Many of us who serve in women’s ministry feel the weight of unmet expectations. No matter how hard we work, there is always more that could be done. Women don’t stop needing spiritual help and encouragement at 5 p.m. We wish we had more time to prepare Bible studies, more energy to expand our mentoring ministry, and greater capacity to plan creative and edifying events. As stay-at-home restrictions were implemented, the new frontier of Zoom-enabled ministry opened up even greater ministry opportunities. How does a leader know when to stop and rest?
For ministry leaders who are wives, mothers, or caregivers, another layer is added to this complex question. Since ministry in the home is our first priority, it’s challenging to know when to stop striving in one area to give attention to the other.
Unfortunately, there is no magic formula to help us know when we’ve done enough.
When multiple needs arise at once and we feel the crushing weight of expectations, our response is telling. Do we try to muscle our way through ministry or do we trust in God’s power to accomplish His purposes? We all need wisdom to know when we have done enough, but we will never have a satisfactory answer until we first acknowledge that God is able.
His Strength Is Made Perfect in Weakness
Whether we’re married or mothers or not, we all juggle multiple priorities. For that reason, it’s essential that we learn to look at our work and say “good enough.”
It’s not that we glory in haphazard, half-baked work, but we shouldn’t be paralyzed by our limitations. We can move forward in confidence because He is unlimited in His capacity, wisdom, and power.
When the apostle Paul pleaded with the Lord to take his weakness away, God responded “My grace is sufficient for you, for my power is made perfect in weakness” (2 Cor. 12:9). Paul’s example shows us a God-centered approach to Christian ministry. Not only do we acknowledge our weakness, but we boast in God’s strength. It is a deep-rooted trust in God’s empowering work in our lives that gives us confidence to move forward.
He Gives What He Requires
In his book, The Bruised Reed, Richard Sibbes wrote, “God knows that we have nothing of ourselves . . . he requires no more than he gives, but gives what he requires, and accepts what he gives.”
In other words, God doesn’t require more from you than He enables you to do. And what’s more, whatever you do relying on Him, He accepts. Weakness is never an end in itself, but because God’s strength is made perfect in weakness, we can trust God to provide what we need today.
Practically speaking, we see this work out in our lives when our time is limited. Perhaps our children need extra help with homework or are unexpectedly sick, and we watch the time we had set aside to prepare for a Bible study quickly drain away. In these moments when we feel hard-pressed to get things done, do we trust that God will help us prepare in a shorter amount of time? What’s more, do we trust that God’s Word is powerful? It will not return to Him empty (Isa. 55:11).
We Are Limited; God Is Not
When we are plagued by guilt or insecurity about the quality or quantity of our work, it’s important to remember:
- We labor to share God’s Word with precision and creativity, but only God makes His Word effective.
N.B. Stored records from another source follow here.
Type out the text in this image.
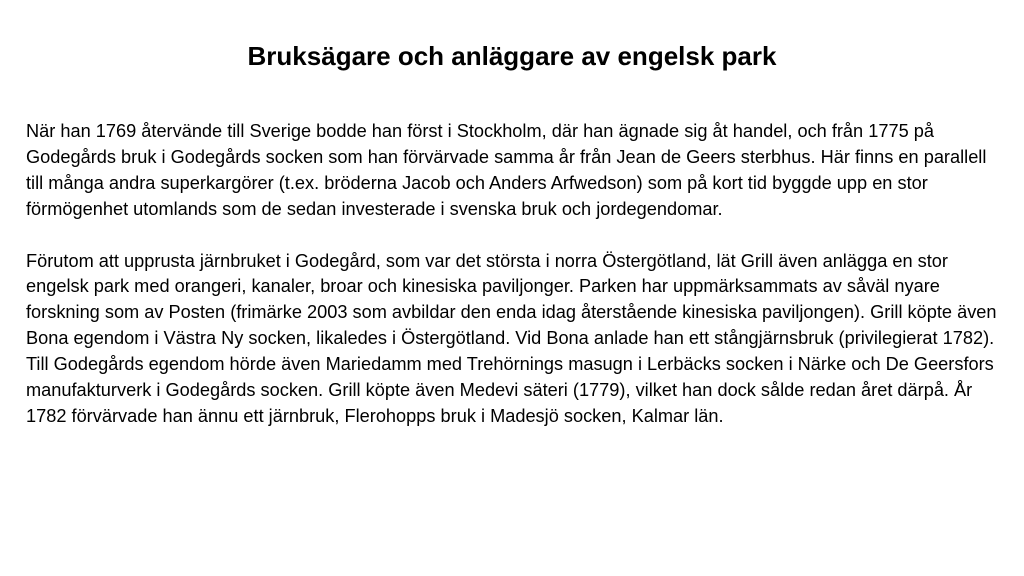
Bruksägare och anläggare av engelsk park

När han 1769 återvände till Sverige bodde han först i Stockholm, där han ägnade sig åt handel, och från 1775 på Godegårds bruk i Godegårds socken som han förvärvade samma år från Jean de Geers sterbhus. Här finns en parallell till många andra superkargörer (t.ex. bröderna Jacob och Anders Arfwedson) som på kort tid byggde upp en stor förmögenhet utomlands som de sedan investerade i svenska bruk och jordegendomar.

Förutom att upprusta järnbruket i Godegård, som var det största i norra Östergötland, lät Grill även anlägga en stor engelsk park med orangeri, kanaler, broar och kinesiska paviljonger. Parken har uppmärksammats av såväl nyare forskning som av Posten (frimärke 2003 som avbildar den enda idag återstående kinesiska paviljongen). Grill köpte även Bona egendom i Västra Ny socken, likaledes i Östergötland. Vid Bona anlade han ett stångjärnsbruk (privilegierat 1782). Till Godegårds egendom hörde även Mariedamm med Trehörnings masugn i Lerbäcks socken i Närke och De Geersfors manufakturverk i Godegårds socken. Grill köpte även Medevi säteri (1779), vilket han dock sålde redan året därpå. År 1782 förvärvade han ännu ett järnbruk, Flerohopps bruk i Madesjö socken, Kalmar län.
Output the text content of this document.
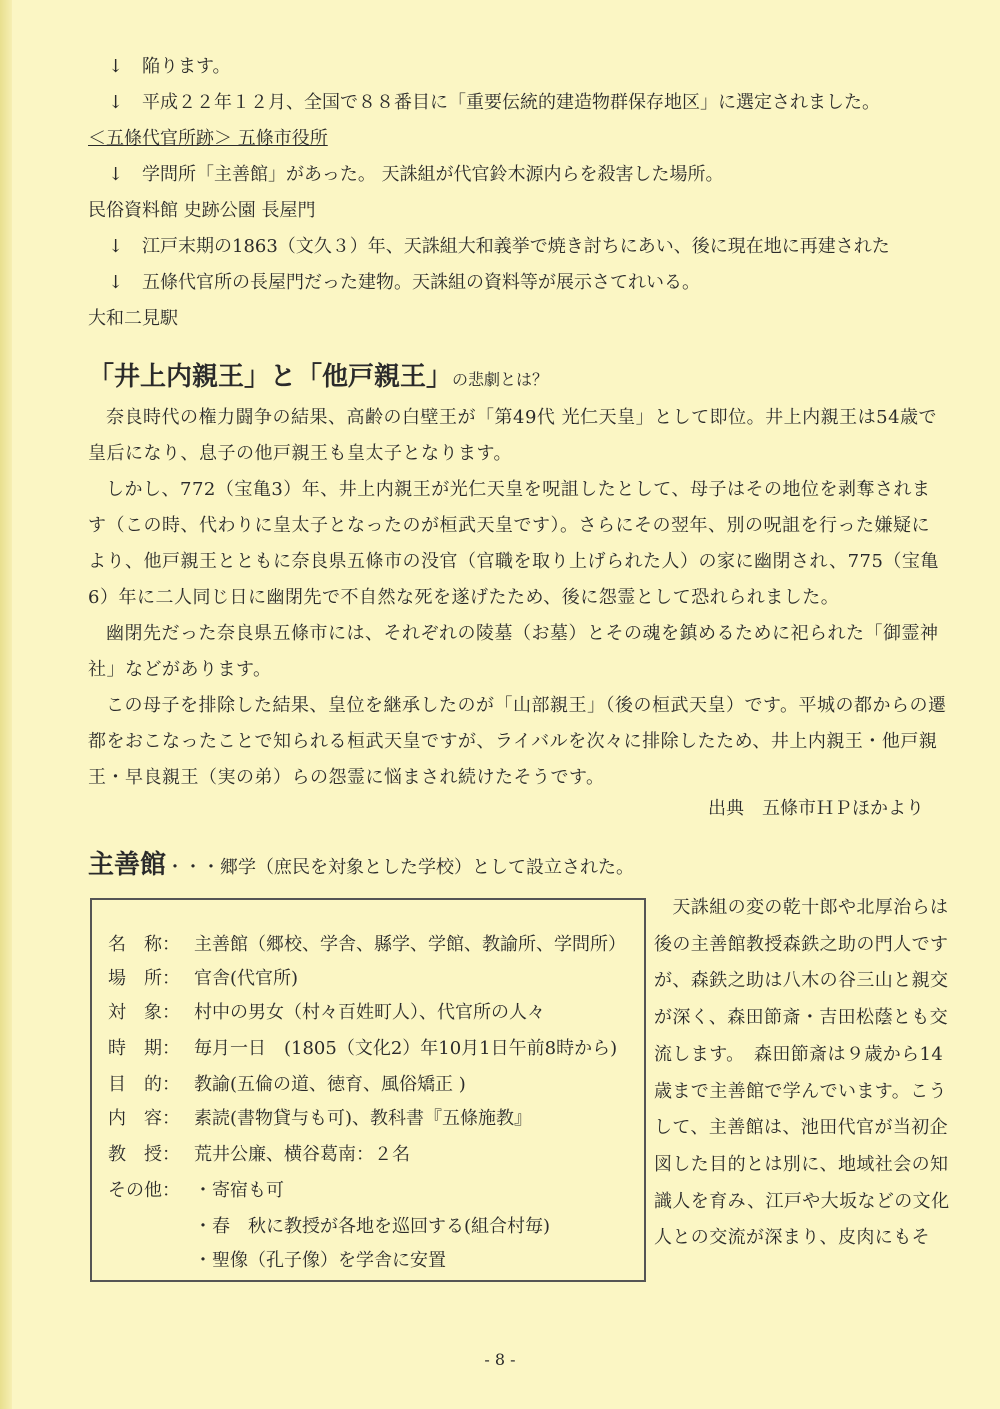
↓ 陥ります。
↓ 平成２２年１２月、全国で８８番目に「重要伝統的建造物群保存地区」に選定されました。
＜五條代官所跡＞ 五條市役所
↓ 学問所「主善館」があった。 天誅組が代官鈴木源内らを殺害した場所。
民俗資料館 史跡公園 長屋門
↓ 江戸末期の1863（文久３）年、天誅組大和義挙で焼き討ちにあい、後に現在地に再建された
↓ 五條代官所の長屋門だった建物。天誅組の資料等が展示さてれいる。
大和二見駅
「井上内親王」と「他戸親王」の悲劇とは？
奈良時代の権力闘争の結果、高齢の白壁王が「第49代 光仁天皇」として即位。井上内親王は54歳で皇后になり、息子の他戸親王も皇太子となります。
しかし、772（宝亀3）年、井上内親王が光仁天皇を呪詛したとして、母子はその地位を剥奪されます（この時、代わりに皇太子となったのが桓武天皇です）。さらにその翌年、別の呪詛を行った嫌疑により、他戸親王とともに奈良県五條市の没官（官職を取り上げられた人）の家に幽閉され、775（宝亀6）年に二人同じ日に幽閉先で不自然な死を遂げたため、後に怨霊として恐れられました。
幽閉先だった奈良県五條市には、それぞれの陵墓（お墓）とその魂を鎮めるために祀られた「御霊神社」などがあります。
この母子を排除した結果、皇位を継承したのが「山部親王」（後の桓武天皇）です。平城の都からの遷都をおこなったことで知られる桓武天皇ですが、ライバルを次々に排除したため、井上内親王・他戸親王・早良親王（実の弟）らの怨霊に悩まされ続けたそうです。
出典　五條市ＨＰほかより
主善館・・・郷学（庶民を対象とした学校）として設立された。
名　称： 主善館（郷校、学舎、縣学、学館、教諭所、学問所）
場　所： 官舎(代官所)
対　象： 村中の男女（村々百姓町人）、代官所の人々
時　期： 毎月一日　(1805（文化2）年10月1日午前8時から)
目　的： 教諭(五倫の道、徳育、風俗矯正 )
内　容： 素読(書物貸与も可)、教科書『五條施教』
教　授： 荒井公廉、横谷葛南：２名
その他： ・寄宿も可
・春　秋に教授が各地を巡回する(組合村毎)
・聖像（孔子像）を学舎に安置
　天誅組の変の乾十郎や北厚治らは後の主善館教授森鉄之助の門人ですが、森鉄之助は八木の谷三山と親交が深く、森田節斎・吉田松蔭とも交流します。　森田節斎は９歳から14歳まで主善館で学んでいます。こうして、主善館は、池田代官が当初企図した目的とは別に、地域社会の知識人を育み、江戸や大坂などの文化人との交流が深まり、皮肉にもそ
- 8 -
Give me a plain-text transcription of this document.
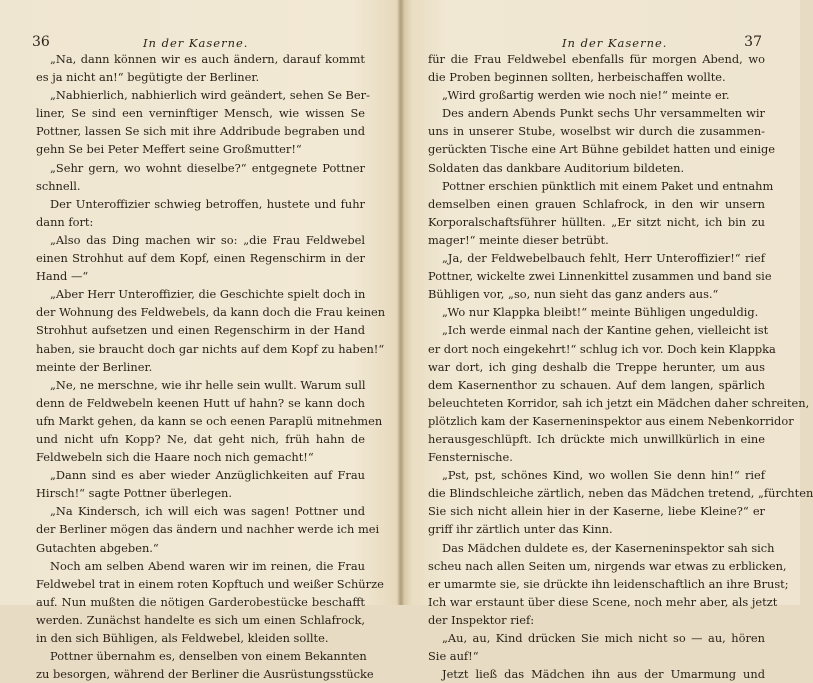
36	In der Kaserne.
„Na, dann können wir es auch ändern, darauf kommt
es ja nicht an!“ begütigte der Berliner.
„Nabhierlich, nabhierlich wird geändert, sehen Se Ber-
liner, Se sind een verninftiger Mensch, wie wissen Se
Pottner, lassen Se sich mit ihre Addribude begraben und
gehn Se bei Peter Meffert seine Großmutter!“
„Sehr gern, wo wohnt dieselbe?“ entgegnete Pottner
schnell.
Der Unteroffizier schwieg betroffen, hustete und fuhr
dann fort:
„Also das Ding machen wir so: „die Frau Feldwebel
einen Strohhut auf dem Kopf, einen Regenschirm in der
Hand —“
„Aber Herr Unteroffizier, die Geschichte spielt doch in
der Wohnung des Feldwebels, da kann doch die Frau keinen
Strohhut aufsetzen und einen Regenschirm in der Hand
haben, sie braucht doch gar nichts auf dem Kopf zu haben!“
meinte der Berliner.
„Ne, ne merschne, wie ihr helle sein wullt. Warum sull
denn de Feldwebeln keenen Hutt uf hahn? se kann doch
ufn Markt gehen, da kann se och eenen Paraplü mitnehmen
und nicht ufn Kopp? Ne, dat geht nich, früh hahn de
Feldwebeln sich die Haare noch nich gemacht!“
„Dann sind es aber wieder Anzüglichkeiten auf Frau
Hirsch!“ sagte Pottner überlegen.
„Na Kindersch, ich will eich was sagen! Pottner und
der Berliner mögen das ändern und nachher werde ich mei
Gutachten abgeben.“
Noch am selben Abend waren wir im reinen, die Frau
Feldwebel trat in einem roten Kopftuch und weißer Schürze
auf. Nun mußten die nötigen Garderobestücke beschafft
werden. Zunächst handelte es sich um einen Schlafrock,
in den sich Bühligen, als Feldwebel, kleiden sollte.
Pottner übernahm es, denselben von einem Bekannten
zu besorgen, während der Berliner die Ausrüstungsstücke
In der Kaserne.	37
für die Frau Feldwebel ebenfalls für morgen Abend, wo
die Proben beginnen sollten, herbeischaffen wollte.
„Wird großartig werden wie noch nie!“ meinte er.
Des andern Abends Punkt sechs Uhr versammelten wir
uns in unserer Stube, woselbst wir durch die zusammen-
gerückten Tische eine Art Bühne gebildet hatten und einige
Soldaten das dankbare Auditorium bildeten.
Pottner erschien pünktlich mit einem Paket und entnahm
demselben einen grauen Schlafrock, in den wir unsern
Korporalschaftsführer hüllten. „Er sitzt nicht, ich bin zu
mager!“ meinte dieser betrübt.
„Ja, der Feldwebelbauch fehlt, Herr Unteroffizier!“ rief
Pottner, wickelte zwei Linnenkittel zusammen und band sie
Bühligen vor, „so, nun sieht das ganz anders aus.“
„Wo nur Klappka bleibt!“ meinte Bühligen ungeduldig.
„Ich werde einmal nach der Kantine gehen, vielleicht ist
er dort noch eingekehrt!“ schlug ich vor. Doch kein Klappka
war dort, ich ging deshalb die Treppe herunter, um aus
dem Kasernenthor zu schauen. Auf dem langen, spärlich
beleuchteten Korridor, sah ich jetzt ein Mädchen daher schreiten,
plötzlich kam der Kaserneninspektor aus einem Nebenkorridor
herausgeschlüpft. Ich drückte mich unwillkürlich in eine
Fensternische.
„Pst, pst, schönes Kind, wo wollen Sie denn hin!“ rief
die Blindschleiche zärtlich, neben das Mädchen tretend, „fürchten
Sie sich nicht allein hier in der Kaserne, liebe Kleine?“ er
griff ihr zärtlich unter das Kinn.
Das Mädchen duldete es, der Kaserneninspektor sah sich
scheu nach allen Seiten um, nirgends war etwas zu erblicken,
er umarmte sie, sie drückte ihn leidenschaftlich an ihre Brust;
Ich war erstaunt über diese Scene, noch mehr aber, als jetzt
der Inspektor rief:
„Au, au, Kind drücken Sie mich nicht so — au, hören
Sie auf!“
Jetzt ließ das Mädchen ihn aus der Umarmung und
- We share the gospel with our children, but only God saves them.
- We work hard until we can’t, but only God never tires or grows weary (Isa. 40:28).
- We support our husband as he leads, but only God can make his leadership fruitful.
- We try to make our homes a place of peace and thriving, but only God can create internal peace and a thriving heart in our loved ones.
When Have I Done Enough?
Even so, we can still struggle to answer the question, “When have I done enough?” It would be nice if there was a formula or a spreadsheet to help us divide our time and energy, but it just doesn’t work that way. We each need to seek the Lord’s guidance, consider our capacity, and, if we are married, consider whether this ministry fits with the direction our husband is leading the family.
In most cases, we could do more, but that doesn’t always mean that we should. God is not impressed by our ingenuity or physical stamina. He is pleased when we serve relying on Him.
Knowing God is working in and through us with unlimited power is freeing. When we bump up against our limits, the good news is that God “is able to do far more abundantly than all that we ask or think, according to the power at work within us” (Eph. 3:20). We may need to work harder and trust that God will provide strength beyond what we could have imagined. Or we may need to say “good enough” and rest. Either way, our actions are not driven by fear and insecurity, but by a solid trust in God’s ability and provision.
If you struggle to know if you have done enough, perhaps you need to stop asking what more you can do and spend a bit of time wrestling with the question behind the question: Is God able?